A coluna sempre tem afirmado que a falta de planejamento do Tocantins é um dos grandes males históricos que caracterizam praticamente todos os governos dos últimos 20 anos. Logo após a vitória do governador Wanderlei Barbosa (Republicanos), em outubro, no quadro de cartas, defendemos que esse é, talvez, o seu maior desafio: pensar o Estado não para as próximas eleições, mas por 20 ou 30 anos. É fundamental reunir universidades, sociedade civil e Poderes constituídos para definirmos que Tocantins queremos e como percorrer essa estrada sinuosa, esburacada e vencer todas as intempéries para chegar até lá.
Um caso típico da falta de planejamento são os projetos de irrigação do Estado. A proposta é excelente: implantar infraestrutura de irrigação para hortigranjeiros e frutas. Esses produtores garantem alimento barato e saudável às populações do seu entorno. Contudo, as absurdas falhas de execução ao longo da história geraram os impasses que hoje se tenta resolver.
De um lado, os produtores têm sua razão ao lembrarem das omissões do Estado nessas duas décadas e que desvirtuaram os projetos, e, de outro, a Agência Tocantinense de Transportes e Obras (Ageto) também age corretamente ao querer fechar a draga de recursos públicos que rega esses empreendimentos. Afinal, não é correto passar esse custo para o contribuinte.
A defesa da finalidade social dos projetos é insuficiente. Afinal, os milhares de produtores da agricultura familiar também têm importantíssimo papel social e não contam, por exemplo, com a energia paga pelos demais cidadãos.
No outro extremo, o governo do Tocantins não pode, do dia para a noite, simplesmente empurrar essa conta para os produtores, que vivem seus dramas internos para conseguir cultivar alimentos, grande parte deles causados pela incompetência e omissão do Estado. Nesses 20 anos, milhões de reais foram injetados nesses empreendimentos, sobretudo, via emenda parlamentar, o que dava a impressão de que eles eram verdadeiros sacos sem fundos.
Contudo, houve abusos diversos. Como contou à coluna o presidente do Distrito do Irrigação São João, Cristiano Barros Domingues, o Estado investiu milhões, no início, numa empresa para dar assistência aos produtores, mas o contrato venceu antes da efetiva implantação do projeto. Com isso, o dinheiro se perdeu e os produtores ficaram sem a ajuda necessária.
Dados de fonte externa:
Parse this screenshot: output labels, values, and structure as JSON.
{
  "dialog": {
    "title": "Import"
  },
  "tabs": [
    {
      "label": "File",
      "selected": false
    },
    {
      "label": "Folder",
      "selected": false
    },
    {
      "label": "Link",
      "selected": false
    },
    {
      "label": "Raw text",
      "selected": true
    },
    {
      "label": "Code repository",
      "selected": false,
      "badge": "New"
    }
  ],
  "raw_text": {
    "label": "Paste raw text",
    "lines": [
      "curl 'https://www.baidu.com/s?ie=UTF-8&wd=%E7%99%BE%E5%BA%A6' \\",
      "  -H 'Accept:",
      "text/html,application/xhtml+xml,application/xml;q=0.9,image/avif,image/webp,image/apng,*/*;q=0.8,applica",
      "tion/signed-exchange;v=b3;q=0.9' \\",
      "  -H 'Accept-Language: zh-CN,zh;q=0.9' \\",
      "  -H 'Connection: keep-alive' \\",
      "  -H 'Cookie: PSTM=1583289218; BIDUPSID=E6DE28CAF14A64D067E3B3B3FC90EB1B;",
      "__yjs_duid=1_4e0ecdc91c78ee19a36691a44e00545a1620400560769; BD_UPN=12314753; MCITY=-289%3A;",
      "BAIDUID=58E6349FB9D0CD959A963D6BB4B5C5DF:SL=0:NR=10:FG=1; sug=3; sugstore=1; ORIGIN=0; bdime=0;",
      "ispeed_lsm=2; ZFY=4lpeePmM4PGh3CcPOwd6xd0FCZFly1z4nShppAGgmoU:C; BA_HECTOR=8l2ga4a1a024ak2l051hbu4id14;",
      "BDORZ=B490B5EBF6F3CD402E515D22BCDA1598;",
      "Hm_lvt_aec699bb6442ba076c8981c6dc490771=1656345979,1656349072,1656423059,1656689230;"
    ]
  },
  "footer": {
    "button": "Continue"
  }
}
Depois vieram contratações, sempre aos milhões de reais, de consultorias para fazer nada e produzir coisa nenhuma.
Pior ainda foi ter permitido o microparcelamento no início, o que hoje eleva o consumo de água e, consequentemente, de energia, deixando todo o projeto numa enorme insegurança hídrica. Fora as notícias de “laranjas” de gente importante, verdadeiros donos, que se escondem atrás de pessoas simples; os “bacanas” que utilizam um projeto de produção como área de lazer, com pomposas mansões, piscinas e píeres.
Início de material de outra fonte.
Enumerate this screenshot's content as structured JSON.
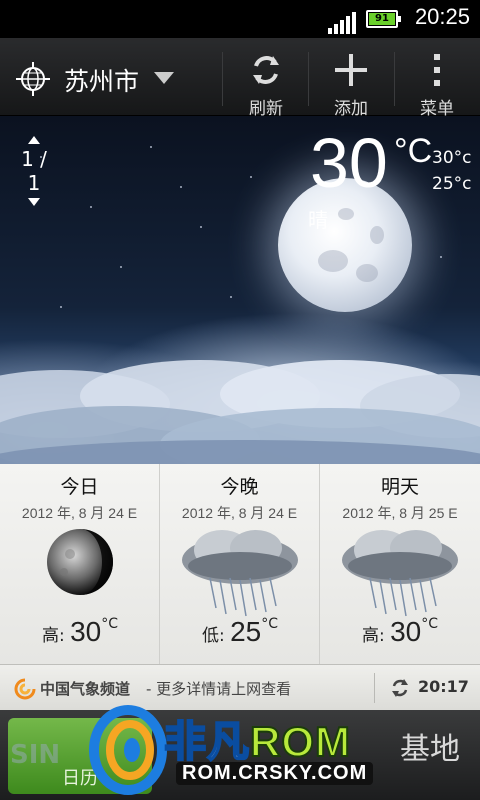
{
  "status_bar": {
    "time": "20:25",
    "battery": "91",
    "signal_bars": 4
  },
  "action_bar": {
    "city": "苏州市",
    "refresh_label": "刷新",
    "add_label": "添加",
    "menu_label": "菜单"
  },
  "current": {
    "pager": "1 / 1",
    "temperature": "30",
    "unit": "°C",
    "high": "30°c",
    "low": "25°c",
    "condition": "晴"
  },
  "forecast": [
    {
      "title": "今日",
      "date": "2012 年, 8 月 24 E",
      "label": "高:",
      "temp": "30",
      "unit": "°C",
      "icon": "moon-icon"
    },
    {
      "title": "今晚",
      "date": "2012 年, 8 月 24 E",
      "label": "低:",
      "temp": "25",
      "unit": "°C",
      "icon": "rain-cloud-icon"
    },
    {
      "title": "明天",
      "date": "2012 年, 8 月 25 E",
      "label": "高:",
      "temp": "30",
      "unit": "°C",
      "icon": "rain-cloud-icon"
    }
  ],
  "news": {
    "source": "中国气象频道",
    "message": "- 更多详情请上网查看",
    "updated": "20:17"
  },
  "bottom": {
    "button_label": "日历"
  },
  "watermark": {
    "name_part1": "非凡",
    "name_part2": "ROM",
    "url": "ROM.CRSKY.COM",
    "base": "基地",
    "faint": "SIN"
  },
  "colors": {
    "accent_green": "#6ad02b",
    "panel_bg": "#f0f0ed"
  }
}
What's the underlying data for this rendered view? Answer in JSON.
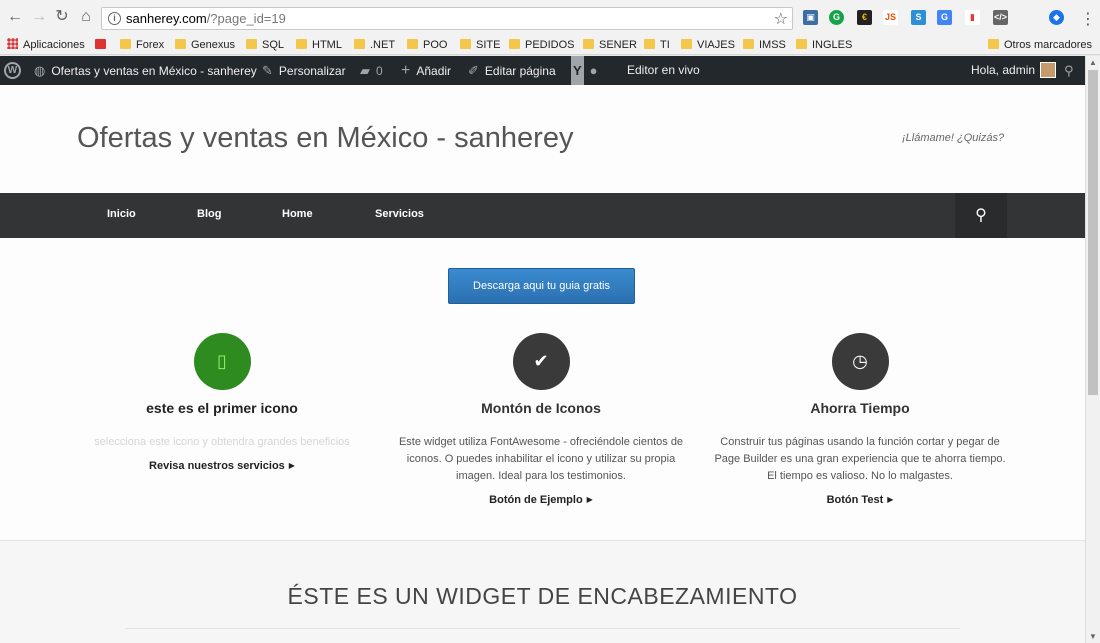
{
  "browser": {
    "url_host": "sanherey.com",
    "url_path": "/?page_id=19"
  },
  "bookmarks": {
    "apps": "Aplicaciones",
    "items": [
      "Forex",
      "Genexus",
      "SQL",
      "HTML",
      ".NET",
      "POO",
      "SITE",
      "PEDIDOS",
      "SENER",
      "TI",
      "VIAJES",
      "IMSS",
      "INGLES"
    ],
    "other": "Otros marcadores"
  },
  "adminbar": {
    "site_name": "Ofertas y ventas en México - sanherey",
    "customize": "Personalizar",
    "comments": "0",
    "new": "Añadir",
    "edit": "Editar página",
    "live_editor": "Editor en vivo",
    "greeting": "Hola, admin"
  },
  "site": {
    "title": "Ofertas y ventas en México - sanherey",
    "tagline": "¡Llámame! ¿Quizás?"
  },
  "nav": [
    "Inicio",
    "Blog",
    "Home",
    "Servicios"
  ],
  "cta": "Descarga aqui tu guia gratis",
  "features": [
    {
      "icon": "mobile-icon",
      "title": "este es el primer icono",
      "text": "selecciona este icono y obtendra grandes beneficios",
      "link": "Revisa nuestros servicios"
    },
    {
      "icon": "check-circle-icon",
      "title": "Montón de Iconos",
      "text": "Este widget utiliza FontAwesome - ofreciéndole cientos de iconos. O puedes inhabilitar el icono y utilizar su propia imagen. Ideal para los testimonios.",
      "link": "Botón de Ejemplo"
    },
    {
      "icon": "clock-icon",
      "title": "Ahorra Tiempo",
      "text": "Construir tus páginas usando la función cortar y pegar de Page Builder es una gran experiencia que te ahorra tiempo. El tiempo es valioso. No lo malgastes.",
      "link": "Botón Test"
    }
  ],
  "section2": {
    "heading": "ÉSTE ES UN WIDGET DE ENCABEZAMIENTO"
  },
  "colors": {
    "adminbar": "#23282d",
    "nav": "#333436",
    "cta": "#2b70b1",
    "green_icon": "#2e8b1f"
  }
}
Cristiano está coberto de razão quando diz que todos esses fatos anômalos de um projeto de irrigação são culpa da omissão do Estado. Contudo, o prejuízo está feito, e não há como voltar no tempo para traçar um novo trajeto. Mas é necessário que se chegue a um termo comum hoje e se construa uma nova história, aprendendo-se com os erros do passado.
O Estado terá que ceder – diga-se: como vem fazendo na questão da energia, ao propor um aporte por seis meses, renováveis por outro semestre, até a usina fotovoltaica estar pronta –, estudar as rotas de correção que lhe cabem para que o projeto se torne viável aos produtores, mas também à sociedade.
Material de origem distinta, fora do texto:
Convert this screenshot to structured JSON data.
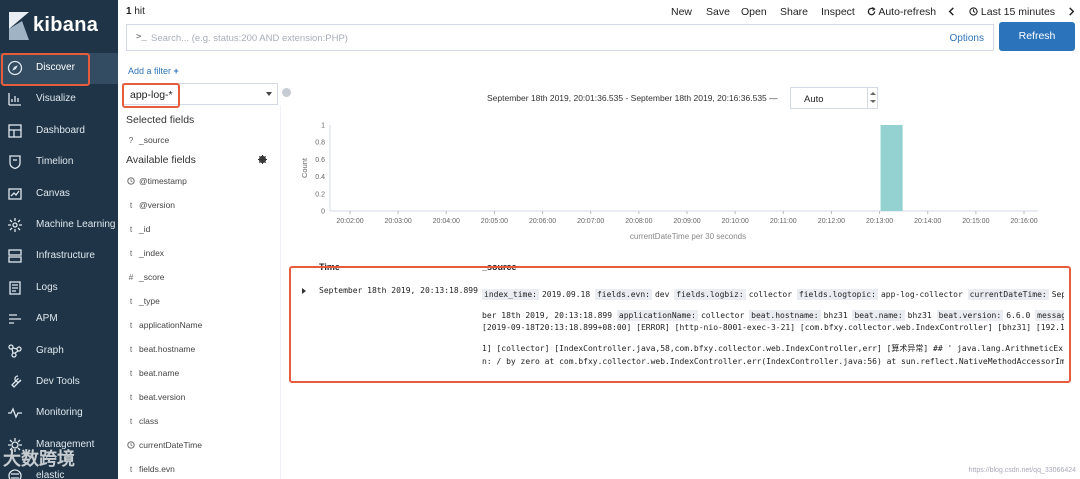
{
  "brand": {
    "name": "kibana"
  },
  "nav": [
    {
      "label": "Discover",
      "icon": "compass-icon",
      "active": true
    },
    {
      "label": "Visualize",
      "icon": "chart-icon"
    },
    {
      "label": "Dashboard",
      "icon": "dashboard-icon"
    },
    {
      "label": "Timelion",
      "icon": "shield-icon"
    },
    {
      "label": "Canvas",
      "icon": "canvas-icon"
    },
    {
      "label": "Machine Learning",
      "icon": "machine-learning-icon"
    },
    {
      "label": "Infrastructure",
      "icon": "infrastructure-icon"
    },
    {
      "label": "Logs",
      "icon": "logs-icon"
    },
    {
      "label": "APM",
      "icon": "apm-icon"
    },
    {
      "label": "Graph",
      "icon": "graph-icon"
    },
    {
      "label": "Dev Tools",
      "icon": "wrench-icon"
    },
    {
      "label": "Monitoring",
      "icon": "heartbeat-icon"
    },
    {
      "label": "Management",
      "icon": "gear-icon"
    },
    {
      "label": "elastic",
      "icon": "elastic-icon"
    }
  ],
  "topbar": {
    "hits_count": "1",
    "hits_label": "hit",
    "menu": [
      "New",
      "Save",
      "Open",
      "Share",
      "Inspect"
    ],
    "auto_refresh": "Auto-refresh",
    "time_picker": "Last 15 minutes"
  },
  "query": {
    "prompt": ">_",
    "placeholder": "Search... (e.g. status:200 AND extension:PHP)",
    "options": "Options",
    "refresh": "Refresh"
  },
  "filters": {
    "add_filter": "Add a filter"
  },
  "index_pattern": "app-log-*",
  "fields": {
    "selected_title": "Selected fields",
    "selected": [
      {
        "type": "?",
        "name": "_source"
      }
    ],
    "available_title": "Available fields",
    "available": [
      {
        "type": "clock",
        "name": "@timestamp"
      },
      {
        "type": "t",
        "name": "@version"
      },
      {
        "type": "t",
        "name": "_id"
      },
      {
        "type": "t",
        "name": "_index"
      },
      {
        "type": "#",
        "name": "_score"
      },
      {
        "type": "t",
        "name": "_type"
      },
      {
        "type": "t",
        "name": "applicationName"
      },
      {
        "type": "t",
        "name": "beat.hostname"
      },
      {
        "type": "t",
        "name": "beat.name"
      },
      {
        "type": "t",
        "name": "beat.version"
      },
      {
        "type": "t",
        "name": "class"
      },
      {
        "type": "clock",
        "name": "currentDateTime"
      },
      {
        "type": "t",
        "name": "fields.evn"
      }
    ]
  },
  "histogram": {
    "time_range": "September 18th 2019, 20:01:36.535 - September 18th 2019, 20:16:36.535 —",
    "interval": "Auto"
  },
  "chart_data": {
    "type": "bar",
    "ylabel": "Count",
    "xlabel": "currentDateTime per 30 seconds",
    "ylim": [
      0,
      1
    ],
    "yticks": [
      "0",
      "0.2",
      "0.4",
      "0.6",
      "0.8",
      "1"
    ],
    "xticks": [
      "20:02:00",
      "20:03:00",
      "20:04:00",
      "20:05:00",
      "20:06:00",
      "20:07:00",
      "20:08:00",
      "20:09:00",
      "20:10:00",
      "20:11:00",
      "20:12:00",
      "20:13:00",
      "20:14:00",
      "20:15:00",
      "20:16:00"
    ],
    "bars": [
      {
        "start": "20:13:00",
        "end": "20:13:30",
        "value": 1
      }
    ],
    "bar_color": "#93d2d0"
  },
  "doc_table": {
    "col_time": "Time",
    "col_source": "_source",
    "row": {
      "time": "September 18th 2019, 20:13:18.899",
      "line1": [
        [
          "index_time:",
          "2019.09.18"
        ],
        [
          "fields.evn:",
          "dev"
        ],
        [
          "fields.logbiz:",
          "collector"
        ],
        [
          "fields.logtopic:",
          "app-log-collector"
        ],
        [
          "currentDateTime:",
          "Septem"
        ]
      ],
      "line2_prefix": "ber 18th 2019, 20:13:18.899",
      "line2": [
        [
          "applicationName:",
          "collector"
        ],
        [
          "beat.hostname:",
          "bhz31"
        ],
        [
          "beat.name:",
          "bhz31"
        ],
        [
          "beat.version:",
          "6.6.0"
        ],
        [
          "message:",
          ""
        ]
      ],
      "line3": "[2019-09-18T20:13:18.899+08:00] [ERROR] [http-nio-8001-exec-3-21] [com.bfxy.collector.web.IndexController] [bhz31] [192.168.11.3",
      "line4": "1] [collector] [IndexController.java,58,com.bfxy.collector.web.IndexController,err] [算术异常] ## '  java.lang.ArithmeticExceptio",
      "line5": "n: / by zero at com.bfxy.collector.web.IndexController.err(IndexController.java:56) at sun.reflect.NativeMethodAccessorImpl.invo"
    }
  },
  "watermark": "大数跨境",
  "credit": "https://blog.csdn.net/qq_33066424"
}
Se os produtores não quiserem assumir também sua parte na manutenção, os contribuintes continuarão mantendo um empreendimento particular, o que é inaceitável. E também — reforço — injusto, porque, como dito, milhares de famílias da agricultura familiar não contam com esse paternalismo.
A solução é que todos se sentem à mesa, pensem a autonomia do projeto e estejam dispostos a ceder por um futuro melhor desse empreendimento, que tem, sim, enorme importância para o Estado.
CT, Maringá (PR), 10 de maio de 2023.